Stepping away from my neighbors might have felt rude to them but we must be willing to break with our accustomed social norms. This is difficult because our brains are hardwired to want to belong, to fit in with the group.

If we are alone in a room that begins to fill with smoke, we will leave. If there are others in the room with us, and we observe that they do not leave, we will not leave either. We conform at our own peril.

We must be willing to stand alone.

I don’t believe this is extremism. I believe it is science in action.

When I started dental hygiene school in 1974, wearing gloves while cleaning someone’s teeth wasn’t required. Because of what we learned in microbiology class, I wore them anyway, even though most of my classmates didn’t.

Wearing a face mask wasn’t required. Because New Jersey had the highest rate of tuberculosis in the country, I wore one anyway, even though some of my classmates didn’t.

When I left dental hygiene in 1980 to work in the Dermatology/Surgery clinic at the University of Minnesota, young men with strange blotches started coming to the Dermatology clinic in significant numbers.

They came, they were diagnosed with Kaposi sarcoma, and then they died.

The doctors didn’t know what was causing it. At first, they called it autoimmune deficiency. Then they called it AIDS.

Colleagues asked if I was worried that I may have contracted AIDS when I was a dental hygienist, especially since I had worked at the county hospital and one-third of my patients were from the county jail.

“No,” I said. “I never saw a patient without wearing glasses, a mask, and gloves. I’m not worried.”

So, now. Us. Here. With the coronavirus.

Please tend to your own health, even if it causes social awkwardness.

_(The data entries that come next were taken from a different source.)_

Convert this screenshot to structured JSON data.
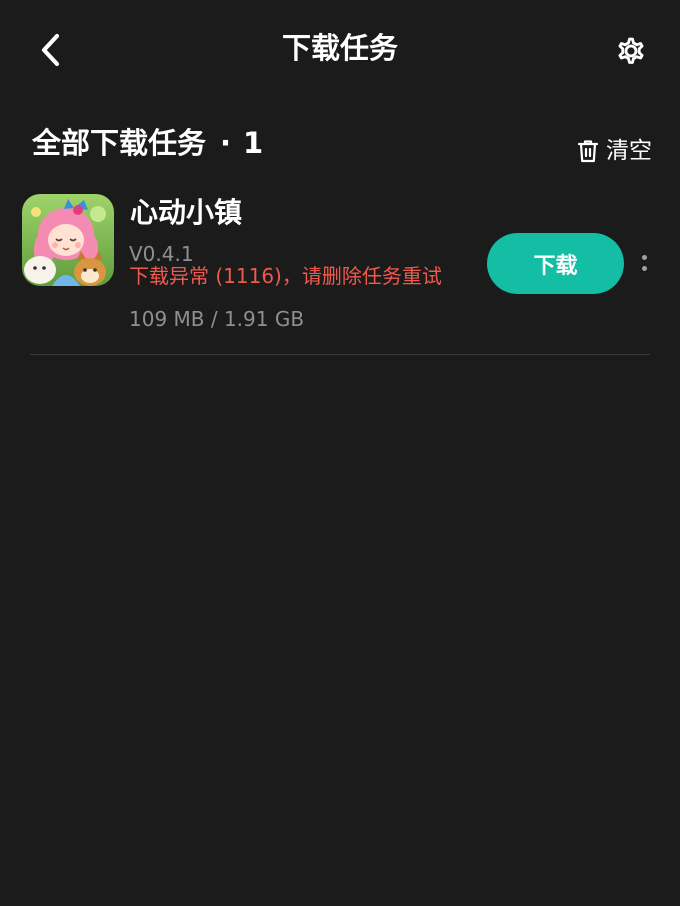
{
  "header": {
    "title": "下载任务",
    "back_icon": "chevron-left-icon",
    "settings_icon": "gear-icon"
  },
  "section": {
    "title": "全部下载任务",
    "separator": "·",
    "count": "1",
    "clear_label": "清空",
    "clear_icon": "trash-icon"
  },
  "tasks": [
    {
      "name": "心动小镇",
      "version": "V0.4.1",
      "error": "下载异常 (1116)，请删除任务重试",
      "size": "109 MB / 1.91 GB",
      "action_label": "下载"
    }
  ],
  "colors": {
    "background": "#1b1b1b",
    "accent": "#13bea5",
    "error": "#ef5a4e",
    "muted_text": "#8f8f8f"
  }
}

Let the people you care about know you care about them—from a distance.

Chewing the Cud of Good

Graph showing alternatives of the coronavirus spread, with and without protective measures, against the healthcare system capacity. The healthcare system cannot bear the load of the lack of protective measures.

Grateful for the power of pictures to persuade, and the horizontal line that Drew Harris added to this infographic, because it changed people’s minds and we realized that hoping the coronavirus peaks and gets over with quickly is not the best solution.